A battle over a bill that freezes childcare subsidies received by the working poor foreshadows bigger budget battles looming for the Unicameral. A freeze on childcare subsidy rates has advanced, but only after criticism from senators who say savings could be found elsewhere and only after prolonged debate on the measure which stretched over two days.
LB 335, carried on the floor by Sen. Merv Riepe of Ralston, chair of the Health and Human Services Committee, at the request of Gov. Pete Ricketts, is a rather simple bill. It would keep the rates paid to parents and participants the same for the coming fiscal year, saving an estimated $7.4 million.
It sparked rather intense debate.
Critics charged the governor and supporters of seeking to balance the state budget on the backs of those who could least afford it. Some charged the bill would harm children by forcing them into inferior child care. They called on the Unicameral to find savings in other programs.
Sen. Sara Howard of Omaha warned colleagues during legislative floor debate that if rates drop too low, $30 million in federal funds could be jeopardized.
“We never want to lose child care providers, because we’re not paying them enough,” Howard said. “And we certainly don’t want to lose child care providers, because we made a decision now to fill a budget hole that hits us considerably more later.”
Approximately 18,000 Nebraska families receive subsidies to offset the cost of child care. The amount received depends on their income and the market rate for child care. Approximately 3,000 child care providers receive subsidies from the state.

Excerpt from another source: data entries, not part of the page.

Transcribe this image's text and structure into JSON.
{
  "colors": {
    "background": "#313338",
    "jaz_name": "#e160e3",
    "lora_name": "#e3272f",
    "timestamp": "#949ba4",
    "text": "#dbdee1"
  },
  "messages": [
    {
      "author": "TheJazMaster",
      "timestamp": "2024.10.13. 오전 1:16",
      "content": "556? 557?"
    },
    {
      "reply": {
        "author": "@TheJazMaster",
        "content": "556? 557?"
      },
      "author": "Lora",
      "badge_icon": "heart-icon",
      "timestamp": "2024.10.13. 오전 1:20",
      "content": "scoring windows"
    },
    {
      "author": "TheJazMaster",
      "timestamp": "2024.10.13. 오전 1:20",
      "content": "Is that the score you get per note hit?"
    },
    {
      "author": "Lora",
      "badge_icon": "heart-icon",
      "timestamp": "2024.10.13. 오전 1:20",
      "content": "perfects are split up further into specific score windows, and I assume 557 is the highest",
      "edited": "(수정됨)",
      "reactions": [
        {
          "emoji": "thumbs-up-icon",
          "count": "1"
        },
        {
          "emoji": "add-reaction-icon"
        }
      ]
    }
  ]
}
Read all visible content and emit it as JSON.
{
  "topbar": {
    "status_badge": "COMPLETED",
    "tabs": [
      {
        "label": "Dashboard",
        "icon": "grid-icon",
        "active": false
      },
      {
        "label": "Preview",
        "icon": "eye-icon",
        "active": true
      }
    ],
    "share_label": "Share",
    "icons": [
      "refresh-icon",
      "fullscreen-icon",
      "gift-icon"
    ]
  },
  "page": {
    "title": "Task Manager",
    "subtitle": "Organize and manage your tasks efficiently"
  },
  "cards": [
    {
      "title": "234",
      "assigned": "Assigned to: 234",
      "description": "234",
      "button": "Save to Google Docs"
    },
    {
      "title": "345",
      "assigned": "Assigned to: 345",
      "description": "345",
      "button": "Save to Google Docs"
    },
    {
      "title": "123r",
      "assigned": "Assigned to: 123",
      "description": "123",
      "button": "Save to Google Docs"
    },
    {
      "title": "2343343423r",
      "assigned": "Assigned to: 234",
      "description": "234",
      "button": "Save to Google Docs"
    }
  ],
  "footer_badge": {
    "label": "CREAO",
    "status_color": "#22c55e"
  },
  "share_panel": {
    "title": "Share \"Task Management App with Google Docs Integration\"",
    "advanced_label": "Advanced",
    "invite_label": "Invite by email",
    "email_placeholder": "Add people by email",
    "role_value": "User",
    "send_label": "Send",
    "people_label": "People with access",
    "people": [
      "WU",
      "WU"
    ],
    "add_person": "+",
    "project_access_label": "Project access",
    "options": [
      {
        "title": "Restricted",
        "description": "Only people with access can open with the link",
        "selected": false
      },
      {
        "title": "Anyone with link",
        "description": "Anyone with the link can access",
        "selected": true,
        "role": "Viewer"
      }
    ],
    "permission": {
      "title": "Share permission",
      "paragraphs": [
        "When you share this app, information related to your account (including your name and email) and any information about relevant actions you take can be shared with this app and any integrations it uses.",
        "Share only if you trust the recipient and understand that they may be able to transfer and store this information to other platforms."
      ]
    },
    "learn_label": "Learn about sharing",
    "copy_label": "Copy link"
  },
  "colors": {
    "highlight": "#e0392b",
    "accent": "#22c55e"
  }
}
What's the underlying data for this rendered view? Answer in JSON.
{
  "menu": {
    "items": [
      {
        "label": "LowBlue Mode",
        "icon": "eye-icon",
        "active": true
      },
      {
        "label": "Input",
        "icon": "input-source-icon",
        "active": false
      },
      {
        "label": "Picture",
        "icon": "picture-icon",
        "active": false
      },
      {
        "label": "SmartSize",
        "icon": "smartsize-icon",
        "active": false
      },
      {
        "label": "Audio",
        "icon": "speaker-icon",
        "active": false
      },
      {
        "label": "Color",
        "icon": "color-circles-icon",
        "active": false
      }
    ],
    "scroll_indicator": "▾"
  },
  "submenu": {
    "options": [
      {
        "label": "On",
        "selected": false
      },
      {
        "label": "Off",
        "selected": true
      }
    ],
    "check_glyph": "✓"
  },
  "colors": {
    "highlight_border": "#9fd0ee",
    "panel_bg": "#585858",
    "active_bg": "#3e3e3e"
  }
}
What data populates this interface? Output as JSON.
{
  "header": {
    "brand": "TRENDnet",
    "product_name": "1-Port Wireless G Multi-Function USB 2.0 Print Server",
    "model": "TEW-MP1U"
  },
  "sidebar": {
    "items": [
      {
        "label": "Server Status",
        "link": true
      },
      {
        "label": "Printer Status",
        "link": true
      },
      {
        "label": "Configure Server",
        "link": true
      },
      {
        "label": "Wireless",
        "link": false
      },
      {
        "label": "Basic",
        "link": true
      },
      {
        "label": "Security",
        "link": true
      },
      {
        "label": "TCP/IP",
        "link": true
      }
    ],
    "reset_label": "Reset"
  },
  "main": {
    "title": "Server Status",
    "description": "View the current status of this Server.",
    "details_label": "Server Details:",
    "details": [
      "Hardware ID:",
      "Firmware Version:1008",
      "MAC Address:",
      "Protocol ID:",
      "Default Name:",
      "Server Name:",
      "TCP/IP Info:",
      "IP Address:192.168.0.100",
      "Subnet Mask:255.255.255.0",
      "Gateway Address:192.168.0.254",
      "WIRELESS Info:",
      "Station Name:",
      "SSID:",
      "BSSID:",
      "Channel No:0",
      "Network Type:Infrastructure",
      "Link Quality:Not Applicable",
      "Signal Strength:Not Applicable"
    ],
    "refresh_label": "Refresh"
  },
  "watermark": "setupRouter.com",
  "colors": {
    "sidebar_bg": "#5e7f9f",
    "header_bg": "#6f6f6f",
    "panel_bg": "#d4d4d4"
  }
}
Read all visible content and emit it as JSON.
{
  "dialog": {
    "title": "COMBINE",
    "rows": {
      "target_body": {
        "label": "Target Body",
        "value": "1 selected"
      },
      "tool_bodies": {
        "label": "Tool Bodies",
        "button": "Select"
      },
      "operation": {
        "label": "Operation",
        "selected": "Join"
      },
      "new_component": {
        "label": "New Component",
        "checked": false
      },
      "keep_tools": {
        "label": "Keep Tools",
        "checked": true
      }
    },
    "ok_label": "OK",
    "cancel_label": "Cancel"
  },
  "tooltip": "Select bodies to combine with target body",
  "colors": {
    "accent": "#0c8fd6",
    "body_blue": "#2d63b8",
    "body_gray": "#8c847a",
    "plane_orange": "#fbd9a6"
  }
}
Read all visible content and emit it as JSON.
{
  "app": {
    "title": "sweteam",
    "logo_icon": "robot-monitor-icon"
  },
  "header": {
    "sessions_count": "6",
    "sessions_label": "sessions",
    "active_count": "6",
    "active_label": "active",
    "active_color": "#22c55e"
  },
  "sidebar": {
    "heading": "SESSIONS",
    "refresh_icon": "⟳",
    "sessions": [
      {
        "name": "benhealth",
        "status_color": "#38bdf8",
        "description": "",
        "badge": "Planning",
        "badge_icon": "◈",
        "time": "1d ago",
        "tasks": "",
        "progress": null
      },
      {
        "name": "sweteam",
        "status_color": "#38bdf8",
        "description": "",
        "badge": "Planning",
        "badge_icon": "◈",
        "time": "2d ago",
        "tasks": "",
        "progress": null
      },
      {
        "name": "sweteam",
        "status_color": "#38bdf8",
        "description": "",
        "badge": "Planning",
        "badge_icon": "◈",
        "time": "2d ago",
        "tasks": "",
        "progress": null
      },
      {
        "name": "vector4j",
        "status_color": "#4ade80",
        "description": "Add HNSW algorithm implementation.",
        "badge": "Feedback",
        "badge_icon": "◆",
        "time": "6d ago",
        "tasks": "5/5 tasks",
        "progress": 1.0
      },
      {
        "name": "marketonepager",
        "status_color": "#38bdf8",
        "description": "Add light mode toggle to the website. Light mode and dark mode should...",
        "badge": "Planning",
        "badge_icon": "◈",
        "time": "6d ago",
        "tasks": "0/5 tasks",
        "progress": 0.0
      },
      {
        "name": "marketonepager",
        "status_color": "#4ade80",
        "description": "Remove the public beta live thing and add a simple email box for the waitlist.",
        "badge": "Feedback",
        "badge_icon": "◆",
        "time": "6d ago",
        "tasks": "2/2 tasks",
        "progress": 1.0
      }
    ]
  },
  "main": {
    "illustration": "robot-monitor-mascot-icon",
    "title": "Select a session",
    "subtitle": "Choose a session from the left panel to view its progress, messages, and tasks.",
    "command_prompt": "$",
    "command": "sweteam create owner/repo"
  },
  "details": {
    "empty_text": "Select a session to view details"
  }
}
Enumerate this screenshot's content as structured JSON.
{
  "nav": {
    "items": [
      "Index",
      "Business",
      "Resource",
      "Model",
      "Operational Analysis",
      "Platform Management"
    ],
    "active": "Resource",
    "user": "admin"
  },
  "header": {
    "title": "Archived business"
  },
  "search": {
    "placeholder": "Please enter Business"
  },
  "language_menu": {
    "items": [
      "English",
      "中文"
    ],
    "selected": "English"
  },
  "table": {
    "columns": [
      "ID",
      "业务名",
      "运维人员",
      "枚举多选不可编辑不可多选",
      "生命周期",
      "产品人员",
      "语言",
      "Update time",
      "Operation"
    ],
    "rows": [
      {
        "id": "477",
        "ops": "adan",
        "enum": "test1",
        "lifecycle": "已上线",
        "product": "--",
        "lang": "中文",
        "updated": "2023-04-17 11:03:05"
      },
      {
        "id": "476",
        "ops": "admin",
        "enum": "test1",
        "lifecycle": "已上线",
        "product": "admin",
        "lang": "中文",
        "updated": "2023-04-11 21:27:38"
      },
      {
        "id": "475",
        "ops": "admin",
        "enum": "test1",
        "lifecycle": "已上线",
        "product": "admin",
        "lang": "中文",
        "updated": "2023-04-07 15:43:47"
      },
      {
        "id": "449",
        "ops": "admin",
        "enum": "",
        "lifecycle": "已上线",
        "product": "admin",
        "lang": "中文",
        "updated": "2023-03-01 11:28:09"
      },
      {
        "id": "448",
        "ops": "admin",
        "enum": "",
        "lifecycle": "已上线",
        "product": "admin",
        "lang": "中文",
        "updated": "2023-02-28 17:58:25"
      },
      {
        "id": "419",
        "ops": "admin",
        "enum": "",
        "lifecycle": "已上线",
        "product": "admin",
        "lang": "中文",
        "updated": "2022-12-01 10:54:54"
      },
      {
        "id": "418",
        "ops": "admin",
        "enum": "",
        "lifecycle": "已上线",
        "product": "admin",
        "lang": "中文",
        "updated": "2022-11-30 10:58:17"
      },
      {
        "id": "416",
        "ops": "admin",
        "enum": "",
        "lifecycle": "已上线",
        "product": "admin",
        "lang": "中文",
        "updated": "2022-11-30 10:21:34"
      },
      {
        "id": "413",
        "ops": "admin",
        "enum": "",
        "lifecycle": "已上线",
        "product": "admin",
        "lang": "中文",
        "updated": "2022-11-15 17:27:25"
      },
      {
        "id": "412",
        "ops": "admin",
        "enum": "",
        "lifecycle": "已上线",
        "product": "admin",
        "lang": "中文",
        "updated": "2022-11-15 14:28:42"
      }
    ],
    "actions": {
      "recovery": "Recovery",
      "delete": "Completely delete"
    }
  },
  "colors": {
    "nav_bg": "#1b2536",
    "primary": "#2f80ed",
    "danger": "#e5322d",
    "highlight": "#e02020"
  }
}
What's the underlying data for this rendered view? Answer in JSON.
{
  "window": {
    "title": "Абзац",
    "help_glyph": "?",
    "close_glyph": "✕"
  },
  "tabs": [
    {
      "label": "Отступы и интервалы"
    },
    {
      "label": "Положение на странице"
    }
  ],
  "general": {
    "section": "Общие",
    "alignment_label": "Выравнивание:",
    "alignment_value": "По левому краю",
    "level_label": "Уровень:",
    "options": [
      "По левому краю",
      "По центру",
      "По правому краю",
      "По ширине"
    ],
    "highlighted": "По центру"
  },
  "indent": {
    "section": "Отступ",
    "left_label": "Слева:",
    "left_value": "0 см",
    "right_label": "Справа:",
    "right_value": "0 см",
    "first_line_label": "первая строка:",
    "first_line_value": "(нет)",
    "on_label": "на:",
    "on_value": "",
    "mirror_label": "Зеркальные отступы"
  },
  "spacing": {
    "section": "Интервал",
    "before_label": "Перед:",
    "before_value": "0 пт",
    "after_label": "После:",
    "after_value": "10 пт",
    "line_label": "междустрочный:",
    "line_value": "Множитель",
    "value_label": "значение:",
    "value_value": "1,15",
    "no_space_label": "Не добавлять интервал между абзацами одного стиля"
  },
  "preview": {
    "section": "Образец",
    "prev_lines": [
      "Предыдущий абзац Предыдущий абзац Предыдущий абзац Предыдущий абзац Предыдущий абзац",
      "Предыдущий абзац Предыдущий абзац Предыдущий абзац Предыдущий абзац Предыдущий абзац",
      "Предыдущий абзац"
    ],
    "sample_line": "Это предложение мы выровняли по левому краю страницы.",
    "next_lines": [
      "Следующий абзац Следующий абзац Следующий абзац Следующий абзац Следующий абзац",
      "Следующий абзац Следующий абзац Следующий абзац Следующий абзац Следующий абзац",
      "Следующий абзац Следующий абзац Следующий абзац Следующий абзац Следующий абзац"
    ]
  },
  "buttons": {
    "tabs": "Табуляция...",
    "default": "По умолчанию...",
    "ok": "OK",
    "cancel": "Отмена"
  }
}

This was one of a series of tough decisions the legislature faces as it prepares to craft a state budget for the next two years projected at the beginning of the session to fall nearly a billion dollars short of the revenue needed to fund current state programs and services.
Supporters of LB 335 argued that if the legislators don’t accept the freeze, they will have to make cuts in other parts of the budget.
Also, Sen. Riepe claimed opponents have strayed from the facts.
“And the facts are LB 335 is not, I repeat, not a cut to vulnerable children,” Riepe said. “This is a cost avoidance. LB 335 does not eliminate subsidies.”
LB 335 must pass two more rounds of voting before moving to the governor’s desk.